DHHS appreciates the time OIG spent; however, ultimately the report does not present an accurate picture of the system of protection for individuals with intellectual disabilities and autism today.

The Federal HHS Office of Inspector General did an audit of the Maine DHHS reportable events ("critical incidents") system for individuals with intellectual disabilities and autism for the period of January 2013 through June 2015. The audit report also includes comments on hospitals, providers, and other caregivers who provide services to individuals with intellectual disabilities and autism. The report largely mirrors the OIG's audit reports that were recently released in Massachusetts and Connecticut.

It is important to note that the report provides an historical look rather than evaluating practices as they are today.
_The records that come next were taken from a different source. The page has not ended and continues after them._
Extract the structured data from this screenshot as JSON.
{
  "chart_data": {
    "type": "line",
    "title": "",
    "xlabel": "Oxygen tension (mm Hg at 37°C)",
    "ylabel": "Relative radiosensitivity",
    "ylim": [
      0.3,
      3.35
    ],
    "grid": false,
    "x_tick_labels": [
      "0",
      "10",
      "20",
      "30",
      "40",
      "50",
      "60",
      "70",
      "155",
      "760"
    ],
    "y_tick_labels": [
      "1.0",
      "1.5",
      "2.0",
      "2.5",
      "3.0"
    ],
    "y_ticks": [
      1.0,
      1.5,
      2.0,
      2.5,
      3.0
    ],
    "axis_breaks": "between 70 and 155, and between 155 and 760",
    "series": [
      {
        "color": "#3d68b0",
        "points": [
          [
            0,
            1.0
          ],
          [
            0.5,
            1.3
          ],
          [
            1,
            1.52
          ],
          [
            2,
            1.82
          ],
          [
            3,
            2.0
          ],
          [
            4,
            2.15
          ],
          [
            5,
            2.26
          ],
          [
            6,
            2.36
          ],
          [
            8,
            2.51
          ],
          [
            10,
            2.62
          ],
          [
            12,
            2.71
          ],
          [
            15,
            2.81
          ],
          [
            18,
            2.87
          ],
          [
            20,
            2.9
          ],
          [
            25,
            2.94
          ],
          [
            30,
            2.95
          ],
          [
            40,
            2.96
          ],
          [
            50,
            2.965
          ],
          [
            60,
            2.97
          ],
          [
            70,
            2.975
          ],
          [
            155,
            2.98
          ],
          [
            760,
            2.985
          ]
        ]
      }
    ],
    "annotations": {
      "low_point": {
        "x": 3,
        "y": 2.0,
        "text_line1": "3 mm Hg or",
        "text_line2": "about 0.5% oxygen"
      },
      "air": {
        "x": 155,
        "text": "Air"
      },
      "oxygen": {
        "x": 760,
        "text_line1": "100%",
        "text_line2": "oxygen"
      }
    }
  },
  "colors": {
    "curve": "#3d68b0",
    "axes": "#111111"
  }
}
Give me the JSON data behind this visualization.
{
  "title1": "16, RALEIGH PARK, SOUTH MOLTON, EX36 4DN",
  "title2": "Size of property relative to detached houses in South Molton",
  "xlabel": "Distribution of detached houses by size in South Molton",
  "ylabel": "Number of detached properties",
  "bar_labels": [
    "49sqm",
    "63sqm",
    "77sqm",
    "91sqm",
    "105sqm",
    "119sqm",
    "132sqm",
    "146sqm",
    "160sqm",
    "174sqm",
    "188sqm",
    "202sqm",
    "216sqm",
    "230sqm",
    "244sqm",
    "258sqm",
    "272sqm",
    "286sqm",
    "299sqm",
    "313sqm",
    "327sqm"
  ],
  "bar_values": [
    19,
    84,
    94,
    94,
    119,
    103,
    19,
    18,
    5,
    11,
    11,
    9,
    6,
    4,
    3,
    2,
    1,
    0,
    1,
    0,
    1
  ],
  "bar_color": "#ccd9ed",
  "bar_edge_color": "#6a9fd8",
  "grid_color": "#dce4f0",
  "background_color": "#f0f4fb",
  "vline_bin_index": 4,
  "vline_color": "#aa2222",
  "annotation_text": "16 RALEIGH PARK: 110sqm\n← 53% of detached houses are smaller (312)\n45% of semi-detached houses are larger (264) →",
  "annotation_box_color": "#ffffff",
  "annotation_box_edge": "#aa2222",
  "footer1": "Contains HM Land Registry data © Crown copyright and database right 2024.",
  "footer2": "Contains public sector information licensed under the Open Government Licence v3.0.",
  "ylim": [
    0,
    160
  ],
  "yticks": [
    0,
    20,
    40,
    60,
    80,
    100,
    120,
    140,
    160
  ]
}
The audit period includes a time of significant transition after DHHS merged the Office of Elder Services (OES) and the Office of Cognitive and Physical Disability Services (OACPDS), to create the Office of Aging and Disability (OADS). The Department recognizes that issues identified by OIG did exist during this transitional phase, many of which were discovered prior to the time of this audit and have been addressed by the Department. We are proud that we have successfully made improvements since the audit period.

DHHS appreciates the time OIG spent; however, ultimately the report does not present an accurate picture of the system of protection for individuals with intellectual disabilities and autism today. The report inaccurately suggests that currently DHHS and providers who serve individuals with intellectual disabilities and autism are failing to protect vulnerable individuals in Maine. It is unfortunate that this OIG audit focuses on a small fraction of selective data and fails to evaluate the bigger picture of care and services. The Department expressed to OIG that this is a complex system with many programs working together to assist and protect a vulnerable population and that the OIG's approach did not capture all of the necessary data. The Department also suggested that the OIG consult with medical professionals to better understand some important areas of concern. Because the OIG narrowly focused on a subset of data, the conclusions drawn in the report are, in many ways, incomplete.

Additionally, the Reportable Events (critical incidents) rule requires that providers perform administrative reviews of certain critical incidents. The Department did not instruct providers otherwise. During the audit period the Department did not collect administrative reviews from providers. Please note that, under the Reportable Events rule, providers are required to perform administrative reviews of critical incidents other than incidents involving alleged abuse, neglect, or exploitation, which are handled through Adult Protective Services to avoid any conflict of interest in the investigation process.

DHHS is committed to continuously evaluating and improving practices to better serve our neediest and most vulnerable populations, regardless of whether an audit is occurring or not. In no way should this report tarnish the dedication of so many individuals who work across the state to provide critical services to those who need them.

Please note that the Department's full response to the audit report, which was provided by the OIG in draft form, is included in the final section of the OIG's audit report and available for download (*PDF).